Equity markets saw rotation back to previous reflation trade winners and away from big tech stocks, a reversal of recent trends. The Financials sector of the S&P500 was up 2% on Friday, with bank stocks benefiting from the steeper yield curve which is perceived as supportive of net interest margins, while the Materials, Energy and Industrials sectors also posted gains. Tech stocks, which are typically more sensitive to higher long-term rates, were generally weaker alongside ‘bond proxies’ such as utilities stocks. The NASDAQ was down 0.4% on Friday, paring its weekly gain to 1.1%. The S&P500 in contrast finished 0.2% higher, at a fresh record high.
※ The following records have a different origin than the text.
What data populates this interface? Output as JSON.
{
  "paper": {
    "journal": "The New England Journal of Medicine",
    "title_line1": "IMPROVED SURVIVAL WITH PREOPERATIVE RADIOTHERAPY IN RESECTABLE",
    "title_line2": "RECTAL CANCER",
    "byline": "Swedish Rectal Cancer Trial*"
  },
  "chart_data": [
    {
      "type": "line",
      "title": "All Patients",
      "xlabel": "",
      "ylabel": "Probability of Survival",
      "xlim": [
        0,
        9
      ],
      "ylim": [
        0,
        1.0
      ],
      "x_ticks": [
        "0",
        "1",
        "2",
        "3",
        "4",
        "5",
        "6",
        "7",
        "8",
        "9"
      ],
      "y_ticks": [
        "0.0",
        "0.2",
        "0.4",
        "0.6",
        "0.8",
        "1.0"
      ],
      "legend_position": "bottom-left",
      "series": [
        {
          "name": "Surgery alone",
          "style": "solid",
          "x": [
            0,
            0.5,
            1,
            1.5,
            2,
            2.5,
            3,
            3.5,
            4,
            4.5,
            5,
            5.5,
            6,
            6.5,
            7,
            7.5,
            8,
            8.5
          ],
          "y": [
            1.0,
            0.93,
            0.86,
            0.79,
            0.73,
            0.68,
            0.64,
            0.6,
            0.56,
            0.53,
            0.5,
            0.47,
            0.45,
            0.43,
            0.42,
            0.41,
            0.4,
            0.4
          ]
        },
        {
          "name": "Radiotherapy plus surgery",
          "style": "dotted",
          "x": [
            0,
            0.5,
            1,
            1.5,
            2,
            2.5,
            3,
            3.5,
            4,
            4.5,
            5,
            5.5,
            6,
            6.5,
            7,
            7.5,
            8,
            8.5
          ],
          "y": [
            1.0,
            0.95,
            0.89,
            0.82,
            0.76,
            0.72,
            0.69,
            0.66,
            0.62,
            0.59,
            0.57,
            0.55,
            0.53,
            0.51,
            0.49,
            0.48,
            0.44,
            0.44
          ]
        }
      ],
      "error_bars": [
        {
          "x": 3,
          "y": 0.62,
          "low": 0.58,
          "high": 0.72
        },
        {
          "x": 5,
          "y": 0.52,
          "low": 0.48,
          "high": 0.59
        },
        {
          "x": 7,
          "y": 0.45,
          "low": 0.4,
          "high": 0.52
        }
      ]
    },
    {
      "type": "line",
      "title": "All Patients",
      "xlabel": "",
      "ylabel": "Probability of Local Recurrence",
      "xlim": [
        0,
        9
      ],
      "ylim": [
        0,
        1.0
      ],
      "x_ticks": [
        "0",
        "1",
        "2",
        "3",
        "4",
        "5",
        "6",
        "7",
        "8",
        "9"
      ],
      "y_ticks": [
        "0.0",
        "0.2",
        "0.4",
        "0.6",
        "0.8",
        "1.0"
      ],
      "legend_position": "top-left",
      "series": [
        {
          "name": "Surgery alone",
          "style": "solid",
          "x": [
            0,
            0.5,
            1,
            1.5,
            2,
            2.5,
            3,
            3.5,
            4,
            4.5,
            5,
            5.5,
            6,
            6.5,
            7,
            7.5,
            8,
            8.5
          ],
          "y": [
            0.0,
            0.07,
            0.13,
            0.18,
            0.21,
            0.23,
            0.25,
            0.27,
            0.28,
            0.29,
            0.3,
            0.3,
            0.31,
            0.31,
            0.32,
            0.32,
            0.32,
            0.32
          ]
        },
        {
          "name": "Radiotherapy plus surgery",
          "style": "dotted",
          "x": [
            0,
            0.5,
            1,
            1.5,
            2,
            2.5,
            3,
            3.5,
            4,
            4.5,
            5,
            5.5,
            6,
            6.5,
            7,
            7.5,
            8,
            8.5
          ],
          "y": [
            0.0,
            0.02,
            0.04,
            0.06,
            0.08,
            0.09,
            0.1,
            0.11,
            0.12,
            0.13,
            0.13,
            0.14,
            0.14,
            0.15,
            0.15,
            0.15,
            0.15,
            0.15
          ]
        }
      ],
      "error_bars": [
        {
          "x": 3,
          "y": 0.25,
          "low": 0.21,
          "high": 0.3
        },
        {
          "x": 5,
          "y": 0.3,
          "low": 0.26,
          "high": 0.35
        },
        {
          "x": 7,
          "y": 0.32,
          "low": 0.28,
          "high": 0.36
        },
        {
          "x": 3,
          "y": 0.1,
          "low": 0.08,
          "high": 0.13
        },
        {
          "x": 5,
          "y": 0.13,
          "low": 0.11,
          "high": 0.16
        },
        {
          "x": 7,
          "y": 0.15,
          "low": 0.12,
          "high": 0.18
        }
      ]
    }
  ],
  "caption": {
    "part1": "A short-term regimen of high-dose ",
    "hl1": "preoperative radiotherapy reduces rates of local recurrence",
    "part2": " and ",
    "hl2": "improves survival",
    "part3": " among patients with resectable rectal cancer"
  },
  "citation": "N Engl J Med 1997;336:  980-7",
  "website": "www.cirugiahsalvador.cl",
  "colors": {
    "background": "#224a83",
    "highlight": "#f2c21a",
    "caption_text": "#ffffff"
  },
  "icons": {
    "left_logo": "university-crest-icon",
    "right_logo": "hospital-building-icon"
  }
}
The Shanghai Composite index was the other notable underperformer on Friday amid lingering regulatory concerns, that said looking at the week, it was a solid performance with all major indices adding gains over the past five trading days.
Moving onto other news, China’s July trade data released on Saturday was softer on both export and import measures . Exports grew 19.3% in USD terms in July from a year earlier, while imports rose 28.1%, against consensus forecast that exports would increase by 20% while imports would climb 33.3%. That left a trade surplus of $56.58 bn for the month. Extreme weather conditions and local Covid outbreaks have not helped while supply disruption have also hampered export activity.
Finally, the US Senate voted on Saturday to advance to the next step of a $1tn infrastructure package. This was seen as an important step towards securing the passing of the bill. The US Senate will try to move toward passage of a $1 trillion infrastructure bill on Sunday although there are still some differences of opinion between Republican which may prove yet another hurdle/delay.